I went into adoration not knowing what to expect. I knew what was supposed to happen, but I didn’t know what the Father had in store for me that night. As Christ was placed on the altar, sitting inside the monstrance, I began to sob. For the first time since I had been a young boy, I felt his love and His grace flow into my heart. I felt Him hold me, as I sobbed in his arms like a small child, begging Him to help me understand why He loved me so much when I couldn’t even love myself. He simply replied in my heart “I just do.” It was the most pure, unconditional love I believe any human to ever exist could have experienced.


Unfortunately, I didn’t just magically have depression, anxiety, and suicidal ideation lifted off of my shoulders in one day, but for the first time, I knew I had someone carrying that cross with me.


The next two years were not easier, if anything they were filled with more confusion and anger at the Lord for not making it so easy as he had in the North Georgia mountains. Nevertheless, on the night before I entered the 20th year of my life, I declared to my 400 instagram followers that my 19th year of life was filled with more good days than bad, and by a large margin.


When we hear “mental health,” many thoughts—both positive and negative—may arise, but maybe we should start thinking, how can I help? The best advice I can offer is to love. Love everyone like Christ loves them. I cannot tell you how many times my life was saved by a friend, most of the time a stranger even, loving me with a smile or a hello. A smile can save a life.

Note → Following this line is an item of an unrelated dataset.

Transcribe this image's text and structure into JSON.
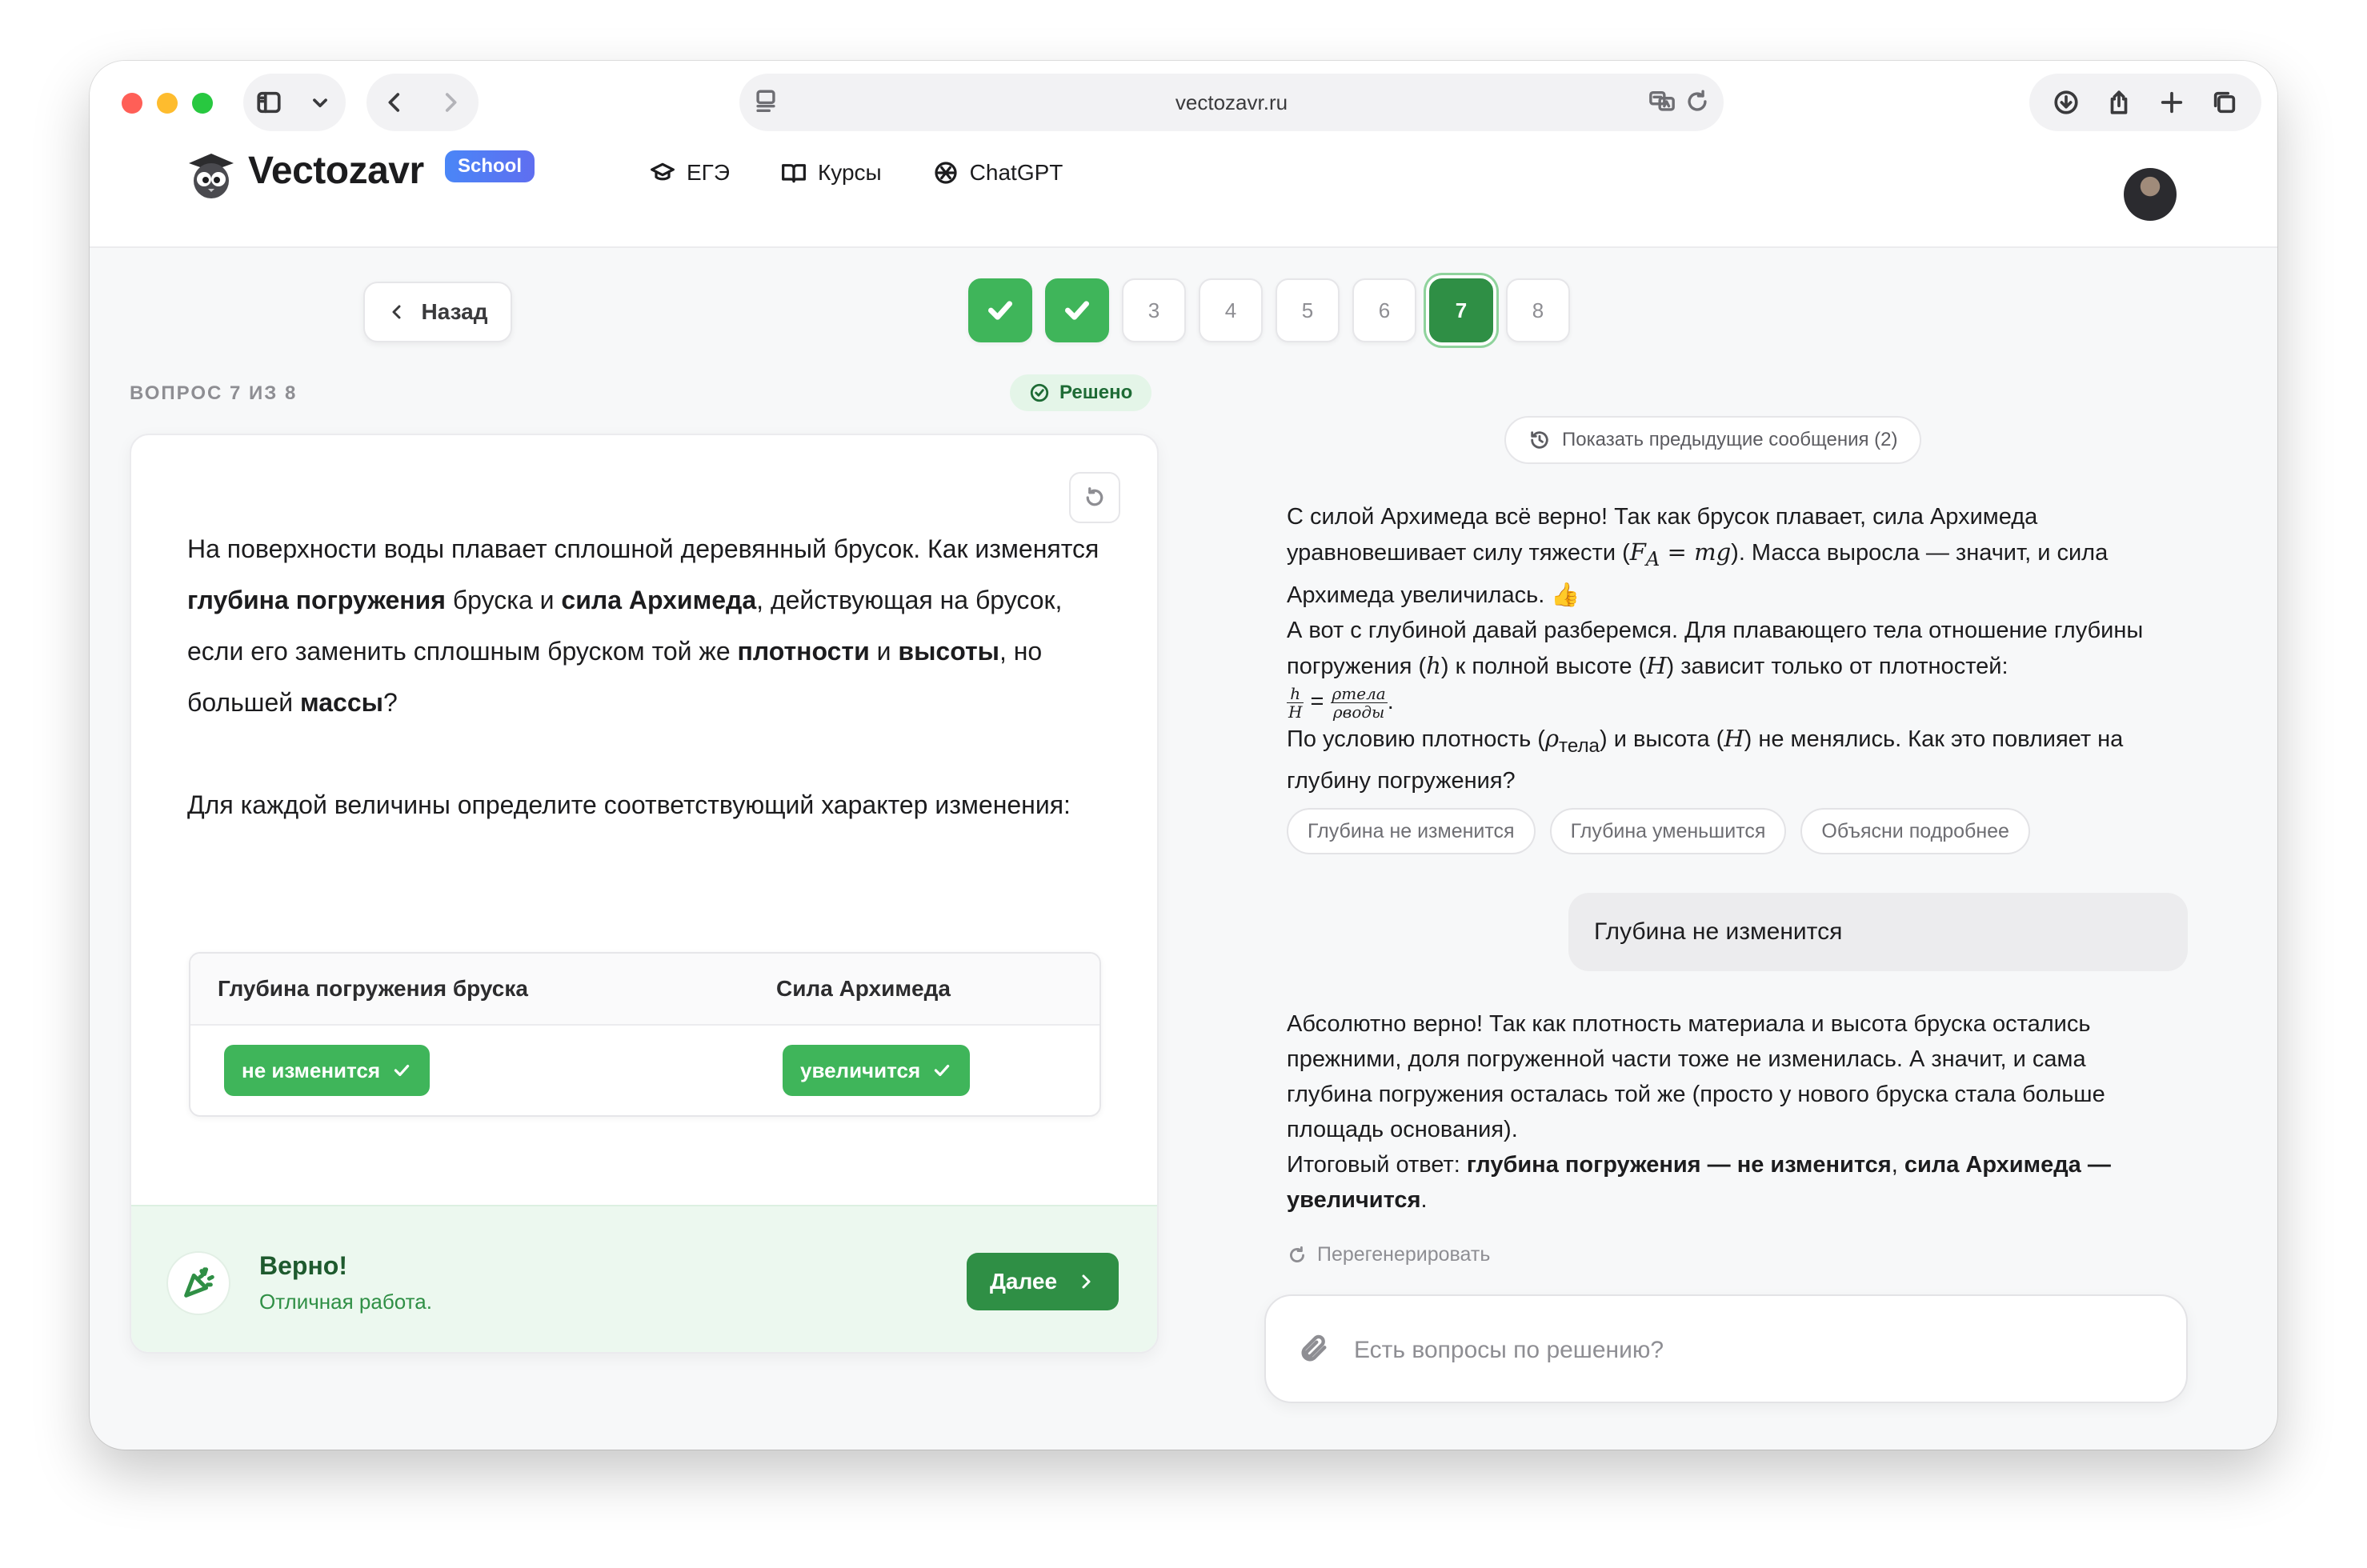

If you are someone who is like me, who has or is currently struggling with mental health problems like depression, anxiety, suicidal ideation, etc., please know the Father loves you. He doesn’t care how unworthy of his love you feel. Believe me, I tried to convince him so many times that I wasn’t worthy, yet He still loves me today.


If you are struggling, reach out. Don’t believe you can do this on your own. You can’t. You need the support you will get from your friends and family. Look up local therapists in your area, seek out a priest you trust, or seek out a trusted teacher or youth minister. I was able to climb out of my dark pit that I had been trapped in for so long because I asked for help. Please, do the same. You will be amazed at what will happen when you do.